Today was one of those non-stop, wake up and hit the ground running sort of days. It was also a day when I was painfully reminded that we human beings are really nothing more than a bag of water and chemicals. And sometimes the mixture doesn’t work at its optimal level.

It was a day when the body frequently won in any battles with the mind. The heart was on its own terminal verge of tears timeline when it wasn’t feeling like lashing out at the next poor sod to say boo. The mind flitted from thing to thing like George vs toys vs squirrels vs playing with Godiva vs barking vs rolling in muck vs chasing birds.

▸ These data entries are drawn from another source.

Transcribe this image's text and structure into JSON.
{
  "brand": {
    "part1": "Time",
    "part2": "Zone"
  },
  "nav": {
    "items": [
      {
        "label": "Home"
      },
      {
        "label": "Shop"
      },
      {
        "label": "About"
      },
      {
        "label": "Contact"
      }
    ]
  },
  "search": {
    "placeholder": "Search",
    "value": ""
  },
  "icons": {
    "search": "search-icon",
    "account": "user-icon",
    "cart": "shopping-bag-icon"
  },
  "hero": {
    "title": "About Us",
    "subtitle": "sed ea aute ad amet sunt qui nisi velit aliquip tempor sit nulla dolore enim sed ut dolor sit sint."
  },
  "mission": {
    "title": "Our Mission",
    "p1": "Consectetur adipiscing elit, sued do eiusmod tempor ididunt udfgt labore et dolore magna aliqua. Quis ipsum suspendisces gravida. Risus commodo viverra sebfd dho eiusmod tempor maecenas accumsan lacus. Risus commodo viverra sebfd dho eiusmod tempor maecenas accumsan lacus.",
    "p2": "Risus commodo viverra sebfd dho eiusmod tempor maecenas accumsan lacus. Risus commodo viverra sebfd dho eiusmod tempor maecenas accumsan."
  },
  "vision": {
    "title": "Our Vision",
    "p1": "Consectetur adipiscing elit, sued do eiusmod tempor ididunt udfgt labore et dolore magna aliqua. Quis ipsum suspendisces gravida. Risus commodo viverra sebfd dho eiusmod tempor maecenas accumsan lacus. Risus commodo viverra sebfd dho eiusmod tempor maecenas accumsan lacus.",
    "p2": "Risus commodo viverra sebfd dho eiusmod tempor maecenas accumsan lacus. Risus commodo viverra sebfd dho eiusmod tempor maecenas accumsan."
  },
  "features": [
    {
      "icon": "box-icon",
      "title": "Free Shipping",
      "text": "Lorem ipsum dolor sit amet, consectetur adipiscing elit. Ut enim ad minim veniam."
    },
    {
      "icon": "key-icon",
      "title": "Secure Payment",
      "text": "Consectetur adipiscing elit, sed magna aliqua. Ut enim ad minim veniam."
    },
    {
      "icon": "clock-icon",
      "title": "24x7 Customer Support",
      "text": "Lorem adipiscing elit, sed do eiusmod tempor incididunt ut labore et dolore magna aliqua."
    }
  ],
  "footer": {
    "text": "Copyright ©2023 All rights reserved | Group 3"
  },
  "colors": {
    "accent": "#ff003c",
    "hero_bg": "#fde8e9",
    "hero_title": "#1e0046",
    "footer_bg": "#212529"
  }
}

It was however a day when being on, being smart, being funny, being attentive, being creative, being a leader, being a good listener, being a good wife, being a good friend, being a good guardian to the 4-leggeds, being all those things that I usually am, was very, very difficult. I checked with a couple of people and no one seemed to notice any difference.

But I did.

When I don’t feel well, as hard as I try to fake it ’til I make it, it just doesn’t work for me. People who I think are great made me frustrated. Or worse, angry. A chaotic day, which in my business is 1000% normal, makes me want to tear my hair out. Broken commitments, no matter how innocent, get me to question agendas and values. Even getting cut off in traffic brings out curse words so foul that I shudder to think what the person would think if I said them to their face. Cowardly words used for a reason no less than lack of creativity.

It was an off day.

The only beings who didn’t frustrate me were the 3G Network—they must have sensed a disturbance in the force. They were wonderful. Lots of tail wags and snuggles this morning. Listened well on their walk and didn’t drag me towards the possum and other woodland creatures they could smell hidden in the bushes. Came when they were called to come in. Ate their breakfast well.

And now, it’s the end of the day. Bruce is home from his business trip. The 3G Network is thrilled that everything is back to normal. So am I. And tomorrow will be a better day.